In early July, a bipartisan group of senators introduced the Coronavirus Economic Relief for Transportation Services Act, which would provide $10 billion in emergency grants to school bus and motor coach companies. There has been no movement on the bill.

“These bus operators provide essential transportation services for millions of Americans,” said Senator Jack Reed, Democrat of Rhode Island and the lead sponsor of the legislation. “If the federal government fails to act, it will be hard to jump-start the economy when demand for transportation revs back up.”

The realities of running a school bus company during the pandemic pose a challenge.

Many states require buses to be no more than four to six years old, causing many companies to carry a constant loan payment on their fleet. An average school bus costs $90,000 to $120,000 to buy, according to industry experts. Monthly insurance premiums can range from $2,500 to $4,000 per bus, experts said. If buses remain idle, the likelihood of mechanical failure increases.

Additionally, many private school bus companies also operate private motor coaches, according to industry experts. Demand for those services has nearly evaporated, worsening the overall financial health of bus companies.

“It’s been a nice combination,” Mr. Every said of having a business that relied on a mix of school bus and motor coach revenue. “Now I walk out and say, ‘Wow, look at all these parked buses.’”

Another casualty has been the widespread layoffs of bus drivers. Amalgamated Transit Union, one of the largest unions representing school bus drivers, estimates nearly 13,000 of a work force of 20,000 have been furloughed, or about 65 percent.

For bus drivers like Dena Drake, 45, who was laid off from her bus route outside Chicago, there is no idea when she will go back to work.

Ms.

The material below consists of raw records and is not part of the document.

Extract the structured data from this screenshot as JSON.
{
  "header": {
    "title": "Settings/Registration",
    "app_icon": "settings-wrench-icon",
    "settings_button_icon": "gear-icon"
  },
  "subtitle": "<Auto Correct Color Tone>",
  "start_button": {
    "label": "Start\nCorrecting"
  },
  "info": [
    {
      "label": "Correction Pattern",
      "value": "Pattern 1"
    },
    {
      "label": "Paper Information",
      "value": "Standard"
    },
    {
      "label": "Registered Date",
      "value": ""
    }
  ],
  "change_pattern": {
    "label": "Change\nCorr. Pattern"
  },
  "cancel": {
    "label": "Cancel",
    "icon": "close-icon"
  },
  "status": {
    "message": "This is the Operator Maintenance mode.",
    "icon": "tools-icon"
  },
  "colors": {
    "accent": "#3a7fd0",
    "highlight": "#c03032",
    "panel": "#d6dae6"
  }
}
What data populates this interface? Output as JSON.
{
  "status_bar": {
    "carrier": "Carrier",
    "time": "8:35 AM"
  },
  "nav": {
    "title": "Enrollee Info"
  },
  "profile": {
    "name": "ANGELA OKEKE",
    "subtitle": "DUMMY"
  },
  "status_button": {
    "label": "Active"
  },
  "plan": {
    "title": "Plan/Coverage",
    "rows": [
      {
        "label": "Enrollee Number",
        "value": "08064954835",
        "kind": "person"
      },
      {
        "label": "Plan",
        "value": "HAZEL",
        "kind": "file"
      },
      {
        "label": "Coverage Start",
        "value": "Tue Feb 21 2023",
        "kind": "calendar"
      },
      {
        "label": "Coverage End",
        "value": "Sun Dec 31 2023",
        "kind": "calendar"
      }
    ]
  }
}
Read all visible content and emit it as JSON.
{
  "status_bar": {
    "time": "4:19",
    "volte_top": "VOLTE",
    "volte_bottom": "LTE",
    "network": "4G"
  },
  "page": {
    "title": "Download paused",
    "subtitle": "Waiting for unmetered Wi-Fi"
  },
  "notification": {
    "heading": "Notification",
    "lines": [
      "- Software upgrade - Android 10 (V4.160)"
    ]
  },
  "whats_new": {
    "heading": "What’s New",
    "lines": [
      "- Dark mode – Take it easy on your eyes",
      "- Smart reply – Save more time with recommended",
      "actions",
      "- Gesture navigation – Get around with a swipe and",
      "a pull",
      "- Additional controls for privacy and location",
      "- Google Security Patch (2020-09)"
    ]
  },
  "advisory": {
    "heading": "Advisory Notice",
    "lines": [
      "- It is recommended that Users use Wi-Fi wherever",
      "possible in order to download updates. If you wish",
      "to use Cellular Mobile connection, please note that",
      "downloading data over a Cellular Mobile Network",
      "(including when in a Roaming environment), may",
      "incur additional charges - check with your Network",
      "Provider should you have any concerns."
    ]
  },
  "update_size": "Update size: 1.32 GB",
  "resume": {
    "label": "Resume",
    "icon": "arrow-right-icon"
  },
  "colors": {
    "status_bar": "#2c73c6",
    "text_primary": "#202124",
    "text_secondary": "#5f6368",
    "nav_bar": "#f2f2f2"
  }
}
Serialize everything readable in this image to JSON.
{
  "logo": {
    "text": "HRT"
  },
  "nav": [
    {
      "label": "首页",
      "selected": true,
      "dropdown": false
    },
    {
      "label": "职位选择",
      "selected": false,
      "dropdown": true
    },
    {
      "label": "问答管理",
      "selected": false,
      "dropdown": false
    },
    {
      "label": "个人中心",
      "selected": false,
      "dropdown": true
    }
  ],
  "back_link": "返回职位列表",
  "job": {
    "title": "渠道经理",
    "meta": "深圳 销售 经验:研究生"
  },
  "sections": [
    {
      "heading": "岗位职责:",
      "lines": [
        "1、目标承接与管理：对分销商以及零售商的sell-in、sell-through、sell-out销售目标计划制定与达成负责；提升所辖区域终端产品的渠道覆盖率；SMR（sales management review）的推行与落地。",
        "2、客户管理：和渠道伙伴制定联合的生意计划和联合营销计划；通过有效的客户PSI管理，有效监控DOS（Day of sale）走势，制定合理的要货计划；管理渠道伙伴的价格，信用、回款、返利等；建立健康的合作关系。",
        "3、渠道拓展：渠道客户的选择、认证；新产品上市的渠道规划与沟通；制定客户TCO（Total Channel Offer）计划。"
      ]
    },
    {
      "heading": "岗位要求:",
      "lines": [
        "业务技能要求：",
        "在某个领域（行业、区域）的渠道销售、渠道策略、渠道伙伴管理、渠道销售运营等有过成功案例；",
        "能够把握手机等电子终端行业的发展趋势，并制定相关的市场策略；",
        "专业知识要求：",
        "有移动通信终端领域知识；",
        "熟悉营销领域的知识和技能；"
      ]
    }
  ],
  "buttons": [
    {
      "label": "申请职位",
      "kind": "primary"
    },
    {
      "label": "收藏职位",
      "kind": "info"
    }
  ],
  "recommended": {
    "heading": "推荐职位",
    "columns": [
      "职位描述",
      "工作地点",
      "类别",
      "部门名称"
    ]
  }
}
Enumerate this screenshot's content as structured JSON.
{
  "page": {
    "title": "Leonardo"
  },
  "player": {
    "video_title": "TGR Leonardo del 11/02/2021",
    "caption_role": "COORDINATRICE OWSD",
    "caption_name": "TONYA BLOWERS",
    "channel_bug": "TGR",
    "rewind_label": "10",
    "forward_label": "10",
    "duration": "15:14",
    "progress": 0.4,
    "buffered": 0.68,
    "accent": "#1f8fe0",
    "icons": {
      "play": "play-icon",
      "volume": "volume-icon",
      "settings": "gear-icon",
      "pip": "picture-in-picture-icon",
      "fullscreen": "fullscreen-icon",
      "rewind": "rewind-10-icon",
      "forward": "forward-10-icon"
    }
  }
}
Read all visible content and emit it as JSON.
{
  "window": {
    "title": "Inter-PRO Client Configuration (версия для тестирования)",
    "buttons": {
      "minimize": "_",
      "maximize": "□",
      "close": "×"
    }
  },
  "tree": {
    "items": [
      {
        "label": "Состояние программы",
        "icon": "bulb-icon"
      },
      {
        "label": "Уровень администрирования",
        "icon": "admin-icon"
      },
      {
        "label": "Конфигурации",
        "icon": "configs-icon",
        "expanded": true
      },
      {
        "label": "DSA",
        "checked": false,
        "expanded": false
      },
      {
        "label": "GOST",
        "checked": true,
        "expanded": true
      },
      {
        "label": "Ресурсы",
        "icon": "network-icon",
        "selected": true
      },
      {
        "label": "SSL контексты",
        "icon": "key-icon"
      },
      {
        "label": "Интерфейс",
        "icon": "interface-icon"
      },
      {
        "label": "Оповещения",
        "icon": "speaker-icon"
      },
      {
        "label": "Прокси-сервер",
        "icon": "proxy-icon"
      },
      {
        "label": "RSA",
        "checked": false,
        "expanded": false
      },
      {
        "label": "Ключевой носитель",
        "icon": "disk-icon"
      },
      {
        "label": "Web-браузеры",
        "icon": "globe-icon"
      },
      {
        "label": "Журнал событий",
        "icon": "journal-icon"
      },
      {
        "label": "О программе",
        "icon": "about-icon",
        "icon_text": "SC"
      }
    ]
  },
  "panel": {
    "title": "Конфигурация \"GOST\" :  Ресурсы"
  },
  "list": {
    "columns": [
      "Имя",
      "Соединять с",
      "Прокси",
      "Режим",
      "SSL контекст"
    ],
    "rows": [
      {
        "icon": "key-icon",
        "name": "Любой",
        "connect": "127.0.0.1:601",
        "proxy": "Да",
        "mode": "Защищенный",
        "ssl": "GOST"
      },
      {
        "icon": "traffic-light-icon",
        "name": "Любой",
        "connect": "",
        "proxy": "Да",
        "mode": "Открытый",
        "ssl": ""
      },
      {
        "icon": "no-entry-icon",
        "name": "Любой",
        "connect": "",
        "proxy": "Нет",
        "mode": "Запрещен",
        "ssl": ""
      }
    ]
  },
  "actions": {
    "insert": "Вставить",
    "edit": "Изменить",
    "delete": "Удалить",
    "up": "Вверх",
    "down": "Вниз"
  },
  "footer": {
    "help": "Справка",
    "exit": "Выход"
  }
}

Drake, who is the main breadwinner in her family and a third-generation bus driver, got into the job because she felt it was one “that wouldn’t go away.” But if her school bus company does not require drivers until October at the earliest, she is not sure if she will be able to stay in the industry.

“I do feel we are forgotten,” she said. “Once we don’t have school, we really don’t have money.”

Experts caution that once a bus company closes, it is not easy for administrators to replace them with another contractor. Many private bus companies have been around for generations and have built expertise in recruiting and training drivers to operate in a highly regulated industry.

New guidelines from the Centers for Disease Control and Prevention also require bus companies to modify their operations to allow for daily cleaning and social distancing to ensure the safety of their children and drivers.

“It’s not just anyone we want to entrust our kids to,” said Mike Canine, a school bus advocate who works for Lorenz Bus Service in Minneapolis. “These are highly trained professionals.”